Bob uncased his rifle, lodged it on a sandbag rampart and slid the bolt back. He cracked open a box of the Lake City Match rounds, threaded five, one after the
other with a brass clicking, into the magazine, pushed home and locked the bolt which flew forward and rotated shut with the gliding ease of a vault door closing on ball bearings and grease. He pulled his Ray-Ban aviators on, hooking them behind the ears, and slid his earmuffs down across the top of his head, clamping his ears off from the world. He felt the roar of blood rushing in his brain.
Bob slid up to the rifle and found his bench shooter’s position, his boots flat upon the cement apron of the range as if making the magic construction of stability up through his body that would translate to the rock-hard hold of the rifle itself.
He pulled the rifle up, and in, chunking it against his shoulder, placing his hand upon the comb tuned so just the faintest smudge of fingertip caressed the lightened trigger, adjusting a bunny-ear bag underneath the butt-heel. His other arm ran flat along the shooting bench, under the rifle which itself had been sunk just right into the sandbags.
Bob found his spot-weld, and closed his left eye. The image was a bit out of focus, so he diddled with the ring to bring it back to clarity and for his effort was rewarded with the black image of perfect circumference, quartered precisely by the stadia of the scope, ten times the size it had been, now as big as a half-dollar at pointblank range.
He exhaled half a breath, held what he had, and with that wished the end of his finger to contract but a bit and was rewarded with the thrill of recoil, the blur as the rifle ticked off a round. As he was throwing the bolt, he heard a spotter.

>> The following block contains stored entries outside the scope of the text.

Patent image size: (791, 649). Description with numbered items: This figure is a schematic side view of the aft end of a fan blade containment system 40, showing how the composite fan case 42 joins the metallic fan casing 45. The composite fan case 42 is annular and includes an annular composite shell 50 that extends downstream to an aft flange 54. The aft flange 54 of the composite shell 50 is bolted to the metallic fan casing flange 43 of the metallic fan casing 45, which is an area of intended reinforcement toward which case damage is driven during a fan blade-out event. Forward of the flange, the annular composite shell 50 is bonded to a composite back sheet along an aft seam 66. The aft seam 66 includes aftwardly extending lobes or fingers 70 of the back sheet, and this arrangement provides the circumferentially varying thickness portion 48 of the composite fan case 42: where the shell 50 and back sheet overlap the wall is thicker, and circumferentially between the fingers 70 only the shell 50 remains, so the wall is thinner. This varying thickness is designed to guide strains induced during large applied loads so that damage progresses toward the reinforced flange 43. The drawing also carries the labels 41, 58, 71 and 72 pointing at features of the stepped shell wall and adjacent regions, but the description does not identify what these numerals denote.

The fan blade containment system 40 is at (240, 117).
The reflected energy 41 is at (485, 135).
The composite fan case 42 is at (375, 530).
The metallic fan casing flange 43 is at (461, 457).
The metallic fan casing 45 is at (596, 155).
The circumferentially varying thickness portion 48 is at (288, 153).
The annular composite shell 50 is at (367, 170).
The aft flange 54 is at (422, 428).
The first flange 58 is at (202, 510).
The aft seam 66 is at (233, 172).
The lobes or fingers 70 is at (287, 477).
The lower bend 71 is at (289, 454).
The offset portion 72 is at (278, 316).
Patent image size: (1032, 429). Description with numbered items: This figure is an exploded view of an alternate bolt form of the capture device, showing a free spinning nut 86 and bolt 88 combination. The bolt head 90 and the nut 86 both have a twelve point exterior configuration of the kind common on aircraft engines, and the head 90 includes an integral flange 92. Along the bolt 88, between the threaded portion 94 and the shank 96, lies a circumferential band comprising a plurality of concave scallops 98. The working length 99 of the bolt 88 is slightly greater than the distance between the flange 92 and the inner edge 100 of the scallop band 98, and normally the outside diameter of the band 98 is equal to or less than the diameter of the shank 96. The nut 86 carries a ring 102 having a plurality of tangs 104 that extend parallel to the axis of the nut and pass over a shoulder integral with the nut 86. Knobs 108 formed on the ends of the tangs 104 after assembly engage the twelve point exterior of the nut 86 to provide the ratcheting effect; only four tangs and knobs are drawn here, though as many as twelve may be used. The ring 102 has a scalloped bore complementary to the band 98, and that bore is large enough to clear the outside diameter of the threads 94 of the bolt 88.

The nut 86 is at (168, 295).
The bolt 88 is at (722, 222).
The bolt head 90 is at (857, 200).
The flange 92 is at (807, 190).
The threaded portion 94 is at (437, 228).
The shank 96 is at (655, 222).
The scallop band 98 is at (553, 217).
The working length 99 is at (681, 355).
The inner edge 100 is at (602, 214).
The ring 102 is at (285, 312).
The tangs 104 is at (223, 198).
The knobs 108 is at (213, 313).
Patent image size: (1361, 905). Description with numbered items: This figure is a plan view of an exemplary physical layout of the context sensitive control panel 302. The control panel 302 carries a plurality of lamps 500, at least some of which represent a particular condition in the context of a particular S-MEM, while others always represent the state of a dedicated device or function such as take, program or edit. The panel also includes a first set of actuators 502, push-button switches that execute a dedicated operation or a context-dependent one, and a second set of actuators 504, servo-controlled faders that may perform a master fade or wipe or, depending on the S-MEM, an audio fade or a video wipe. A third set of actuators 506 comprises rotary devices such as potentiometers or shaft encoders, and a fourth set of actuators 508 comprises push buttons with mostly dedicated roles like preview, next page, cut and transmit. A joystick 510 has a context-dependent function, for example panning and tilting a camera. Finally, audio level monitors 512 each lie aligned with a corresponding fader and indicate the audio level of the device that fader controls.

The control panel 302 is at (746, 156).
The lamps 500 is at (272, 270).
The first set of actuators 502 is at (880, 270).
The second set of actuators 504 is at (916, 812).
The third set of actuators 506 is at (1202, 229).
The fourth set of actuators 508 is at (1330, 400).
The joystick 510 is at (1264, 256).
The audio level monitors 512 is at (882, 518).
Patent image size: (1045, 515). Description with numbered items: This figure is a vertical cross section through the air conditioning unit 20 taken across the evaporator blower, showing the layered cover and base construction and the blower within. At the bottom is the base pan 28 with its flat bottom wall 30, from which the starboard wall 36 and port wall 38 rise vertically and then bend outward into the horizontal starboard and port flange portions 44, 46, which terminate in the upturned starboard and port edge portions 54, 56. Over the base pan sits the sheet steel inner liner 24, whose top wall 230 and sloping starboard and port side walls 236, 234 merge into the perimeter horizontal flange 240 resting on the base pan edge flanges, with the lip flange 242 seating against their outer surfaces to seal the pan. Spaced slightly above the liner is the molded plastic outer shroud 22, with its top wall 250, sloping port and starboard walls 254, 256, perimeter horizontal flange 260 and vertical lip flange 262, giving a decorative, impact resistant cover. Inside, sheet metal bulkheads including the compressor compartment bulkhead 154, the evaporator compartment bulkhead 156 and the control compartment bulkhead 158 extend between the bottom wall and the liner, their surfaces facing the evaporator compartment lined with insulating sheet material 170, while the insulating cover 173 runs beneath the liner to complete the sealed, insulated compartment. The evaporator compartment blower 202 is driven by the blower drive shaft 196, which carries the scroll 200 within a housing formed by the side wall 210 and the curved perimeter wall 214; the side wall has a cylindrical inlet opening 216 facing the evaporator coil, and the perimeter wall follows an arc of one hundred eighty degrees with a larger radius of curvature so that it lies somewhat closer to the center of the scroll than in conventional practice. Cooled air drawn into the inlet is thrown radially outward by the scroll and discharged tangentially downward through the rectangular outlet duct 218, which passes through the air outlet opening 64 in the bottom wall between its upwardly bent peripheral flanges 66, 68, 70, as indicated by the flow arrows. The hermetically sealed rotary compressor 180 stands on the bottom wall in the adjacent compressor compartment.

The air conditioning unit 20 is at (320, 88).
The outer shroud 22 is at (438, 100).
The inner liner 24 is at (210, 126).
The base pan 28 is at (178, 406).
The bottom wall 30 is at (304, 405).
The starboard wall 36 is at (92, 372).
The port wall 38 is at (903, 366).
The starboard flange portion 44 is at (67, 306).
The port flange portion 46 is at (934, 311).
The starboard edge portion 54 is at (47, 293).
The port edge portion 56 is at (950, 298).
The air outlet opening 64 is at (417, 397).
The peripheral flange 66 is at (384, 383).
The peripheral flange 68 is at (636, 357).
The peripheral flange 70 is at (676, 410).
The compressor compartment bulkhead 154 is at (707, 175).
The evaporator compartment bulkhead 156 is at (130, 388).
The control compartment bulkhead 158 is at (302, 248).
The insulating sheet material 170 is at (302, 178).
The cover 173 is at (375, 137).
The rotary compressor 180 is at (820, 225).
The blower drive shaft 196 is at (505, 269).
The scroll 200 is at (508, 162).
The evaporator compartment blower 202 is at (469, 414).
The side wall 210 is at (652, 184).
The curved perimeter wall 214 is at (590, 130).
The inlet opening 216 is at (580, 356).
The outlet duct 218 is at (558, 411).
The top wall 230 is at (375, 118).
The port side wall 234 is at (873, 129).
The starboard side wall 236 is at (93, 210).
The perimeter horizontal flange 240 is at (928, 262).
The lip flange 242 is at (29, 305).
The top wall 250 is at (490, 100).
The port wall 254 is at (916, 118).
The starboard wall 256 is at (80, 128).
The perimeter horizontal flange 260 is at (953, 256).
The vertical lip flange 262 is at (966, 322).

“X-ring. Damn, right in the middle, perfect, a perfect shot.”
Bob fired four more times into the same hole.
“I guess I’m zeroed,” he said.
A man called Hatcher briefed him on the test.
“Mr. Swagger, one of my associates will load your rifle with five rounds. You’ll not know if you’re shooting your own handloads, the Federal Premium, the Lake City Match or our own Accutech Sniper Grade ammunition. You’ll fire four groups of five rounds each at a hundred yards, four at two hundred yards and four at three hundred yards. Then we’ll compute the groupings and see how the ammunition stacks up. Then, this afternoon, we’d like to run a similar series of tests, but from offhand or improvised positions, with a stress factor added in. I think you’ll find it quite interesting.”
“You’re paying the bills. Let’s get shooting,” Bob said.